Fenomena langka ini menjadi fasilitas alam terbaik bagi masyarakat untuk memverifikasi atau meluruskan kembali arah kiblat secara mandiri, tanpa perlu alat canggih.
“Rashdul Kiblat adalah kesempatan emas bagi masyarakat untuk memeriksa arah kiblat secara mandiri. Ketika matahari tepat berada di atas Ka’bah, bayangan dari benda yang berdiri tegak lurus otomatis akan mengarah ke arah yang berlawanan dengan arah kiblat,” jelas Direktur Urusan Agama Islam dan Bina Syariah, Arsad Hidayat, di Jakarta, Senin (25/5/2026).
Catat Waktunya: Sore Hari Serentak di Wilayah WIB dan WITA
Berdasarkan hitungan data astronomi penanggalan ilmu falak, detik-detik se jajaran posisi matahari ini akan jatuh pada hari Rabu (27/5) dan Kamis (28/5) sore, tepatnya pada pukul 16.18 WIB atau 17.18 WITA.
Arsad menyebutkan bahwa metode memanfaatkan posisi matahari ini merupakan warisan ilmu falak kuno yang tingkat akurasinya tidak kalah bersaing dengan kompas modern, teodolit, maupun aplikasi kompas digital berbasis satelit.
“Fenomena ini sifatnya konfirmatif.

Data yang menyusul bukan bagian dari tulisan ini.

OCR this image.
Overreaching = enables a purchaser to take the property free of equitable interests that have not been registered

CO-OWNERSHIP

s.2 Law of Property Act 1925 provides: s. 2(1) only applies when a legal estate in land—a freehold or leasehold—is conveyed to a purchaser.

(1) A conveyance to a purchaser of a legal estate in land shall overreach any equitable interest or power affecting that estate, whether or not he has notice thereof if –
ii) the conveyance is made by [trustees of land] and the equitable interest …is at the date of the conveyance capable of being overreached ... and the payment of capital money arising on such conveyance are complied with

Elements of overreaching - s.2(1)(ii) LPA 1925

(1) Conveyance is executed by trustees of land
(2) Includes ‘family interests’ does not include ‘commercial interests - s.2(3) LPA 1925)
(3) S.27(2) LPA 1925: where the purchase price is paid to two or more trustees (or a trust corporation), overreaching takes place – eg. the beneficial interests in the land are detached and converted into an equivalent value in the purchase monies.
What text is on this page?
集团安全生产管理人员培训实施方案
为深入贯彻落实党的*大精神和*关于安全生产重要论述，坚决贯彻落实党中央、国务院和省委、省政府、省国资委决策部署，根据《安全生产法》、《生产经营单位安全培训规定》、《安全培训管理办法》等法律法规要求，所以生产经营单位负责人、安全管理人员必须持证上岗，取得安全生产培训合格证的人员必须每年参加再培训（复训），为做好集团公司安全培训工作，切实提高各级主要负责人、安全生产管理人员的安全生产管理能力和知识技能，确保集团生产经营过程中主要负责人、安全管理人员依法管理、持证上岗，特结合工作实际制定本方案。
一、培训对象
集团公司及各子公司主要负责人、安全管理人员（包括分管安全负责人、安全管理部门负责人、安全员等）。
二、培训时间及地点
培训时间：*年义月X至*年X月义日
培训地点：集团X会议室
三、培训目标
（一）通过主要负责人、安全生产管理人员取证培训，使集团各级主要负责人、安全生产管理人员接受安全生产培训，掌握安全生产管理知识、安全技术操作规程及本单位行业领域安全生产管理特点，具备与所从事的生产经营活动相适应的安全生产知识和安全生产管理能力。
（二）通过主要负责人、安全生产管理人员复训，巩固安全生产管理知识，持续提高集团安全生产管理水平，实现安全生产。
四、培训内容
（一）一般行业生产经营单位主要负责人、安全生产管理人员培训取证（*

Kalau arah kiblat di rumah atau masjid Anda selama ini sudah lurus, momen ini akan mempertegas ketepatannya. Namun, jika selama ini masih ragu-ragu, inilah waktu yang paling ideal untuk mengkalibrasi ulang,” tuturnya.
Panduan Praktis Pengukuran Agar Tidak Meleset
Agar proses check and recheck arah kiblat di rumah Anda menghasilkan akurasi yang presisi, Arsad membagikan tiga tips sederhana yang wajib dipenuhi:
-
Gunakan Tongkat Tegak Lurus: Pastikan benda atau tiang yang dijadikan patokan benar-benar berdiri tegak lurus (90 derajat). Anda bisa memanfaatkan tali yang diberi bandul atau lot bangunan untuk memastikan kelurusannya.
-
Pilih Permukaan Datar: Letakkan tiang di atas permukaan tanah atau lantai yang benar-benar rata dan tidak miring agar bayangan yang dihasilkan tidak berbelok atau terdistorsi.
-
Wajib Sinkronkan Jam: Cocokkan jam tangan atau ponsel Anda dengan waktu resmi yang dikeluarkan oleh BMKG atau RRI. “Ketepatan detik dan menit itu krusial. Selisih beberapa menit saja bisa menggeser arah bayangan hingga beberapa derajat,” tegas Arsad.
Selain bernilai praktis untuk ibadah harian, fenomena Rashdul Kiblat ini juga membawa pesan edukatif penting. Hal ini membuktikan bahwa ritual keagamaan dalam Islam bisa berjalan sangat harmonis dan selaras dengan perkembangan sains dan ilmu astronomi.
Kemenag pun mengimbau agar pengurus takmir masjid, musala, pondok pesantren, hingga sekolah-sekolah di seluruh Indonesia bisa memanfaatkan momen dua hari ini secara optimal demi menyempurnakan ketepatan arah salat jamaah.